HMPNet: A Feature Aggregation Architecture for Maritime Object Detection from a Shipborne Perspective
Yu Zhang, Fengyuan Liu, Juan Lyu, Yi Wei, Changdong Yu
TL;DR
The paper tackles the challenge of maritime object detection from shipborne perspectives by introducing Navigation12, a large, diverse dataset for 12 target categories, and presenting HMPNet, a lightweight architecture designed for robust, multi-scale feature aggregation. The architecture combines a hierarchical dynamic modulation HDM backbone, a matrix cascading poly-scale MCP neck, and a polymerization weight sharing PWS detector to achieve high accuracy with low parameter count.
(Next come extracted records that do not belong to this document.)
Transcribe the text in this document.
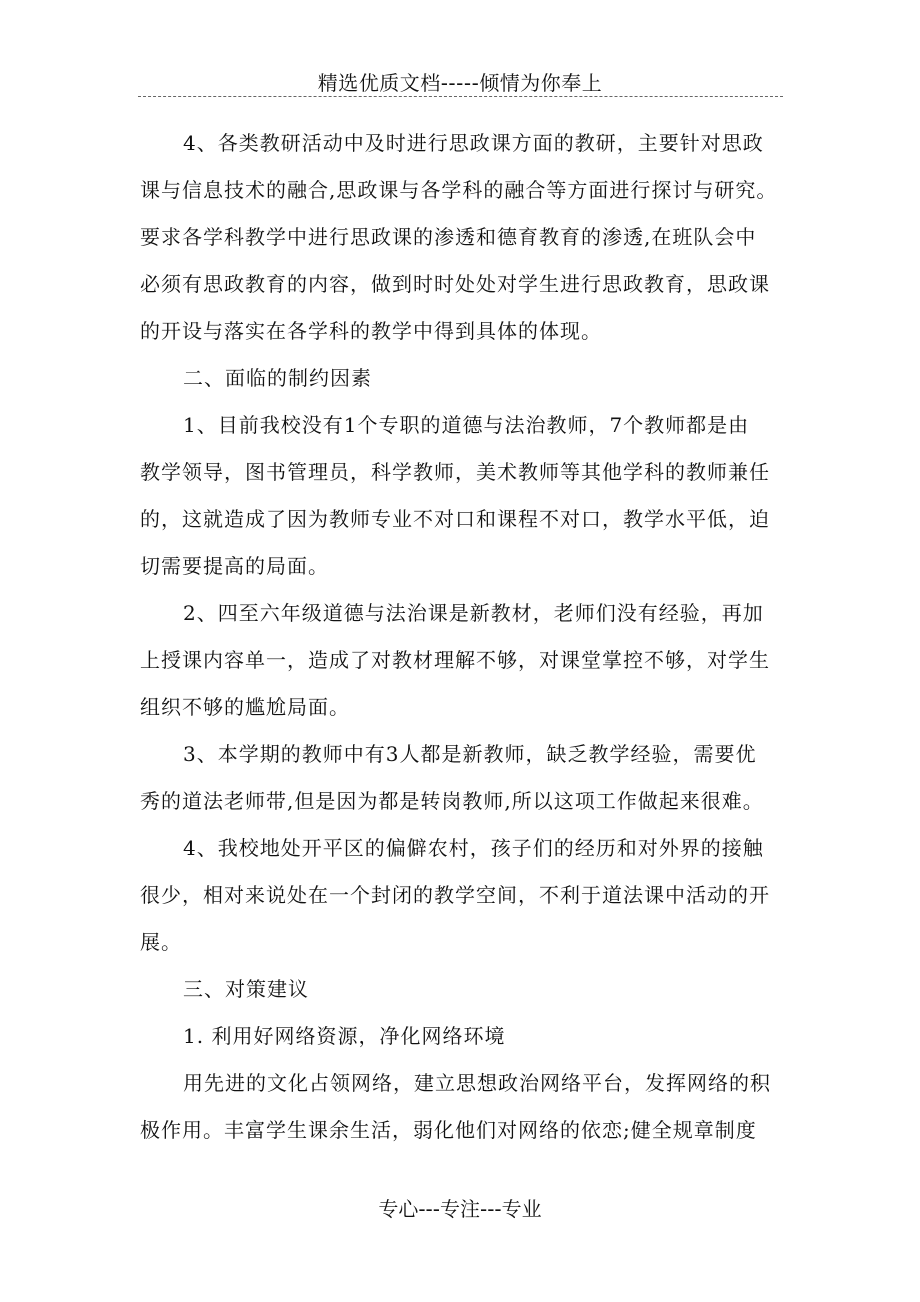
精选优质文档-----倾情为你奉上
4、各类教研活动中及时进行思政课方面的教研，主要针对思政
课与信息技术的融合,思政课与各学科的融合等方面进行探讨与研究。
要求各学科教学中进行思政课的渗透和德育教育的渗透,在班队会中
必须有思政教育的内容，做到时时处处对学生进行思政教育，思政课
的开设与落实在各学科的教学中得到具体的体现。
二、面临的制约因素
1、目前我校没有1个专职的道德与法治教师，7个教师都是由
教学领导，图书管理员，科学教师，美术教师等其他学科的教师兼任
的，这就造成了因为教师专业不对口和课程不对口，教学水平低，迫
切需要提高的局面。
2、四至六年级道德与法治课是新教材，老师们没有经验，再加
上授课内容单一，造成了对教材理解不够，对课堂掌控不够，对学生
组织不够的尴尬局面。
3、本学期的教师中有3人都是新教师，缺乏教学经验，需要优
秀的道法老师带,但是因为都是转岗教师,所以这项工作做起来很难。
4、我校地处开平区的偏僻农村，孩子们的经历和对外界的接触
很少，相对来说处在一个封闭的教学空间，不利于道法课中活动的开
展。
三、对策建议
1. 利用好网络资源，净化网络环境
用先进的文化占领网络，建立思想政治网络平台，发挥网络的积
极作用。丰富学生课余生活，弱化他们对网络的依恋;健全规章制度
专心---专注---专业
Empirical results show that HMPNet achieves state-of-the-art performance on Navigation12, delivering strong mAP while significantly reducing parameters and FLOPs compared to existing methods, enabling real-time inference. This work advances practical maritime perception by providing a dedicated dataset and a tailored, efficient detection framework suitable for shipborne navigation and safety applications.
Abstract
In the realm of intelligent maritime navigation, object detection from a shipborne perspective is paramount. Despite the criticality, the paucity of maritime-specific data impedes the deployment of sophisticated visual perception techniques, akin to those utilized in autonomous vehicular systems, within the maritime context. To bridge this gap, we introduce Navigation12, a novel dataset annotated for 12 object categories under diverse maritime environments and weather conditions. Based upon this dataset, we propose HMPNet, a lightweight architecture tailored for shipborne object detection. HMPNet incorporates a hierarchical dynamic modulation backbone to bolster feature aggregation and expression, complemented by a matrix cascading poly-scale neck and a polymerization weight sharing detector, facilitating efficient multi-scale feature aggregation. Empirical evaluations indicate that HMPNet surpasses current state-of-the-art methods in terms of both accuracy and computational efficiency, realizing a 3.3% improvement in mean Average Precision over YOLOv11n, the prevailing model, and reducing parameters by 23%.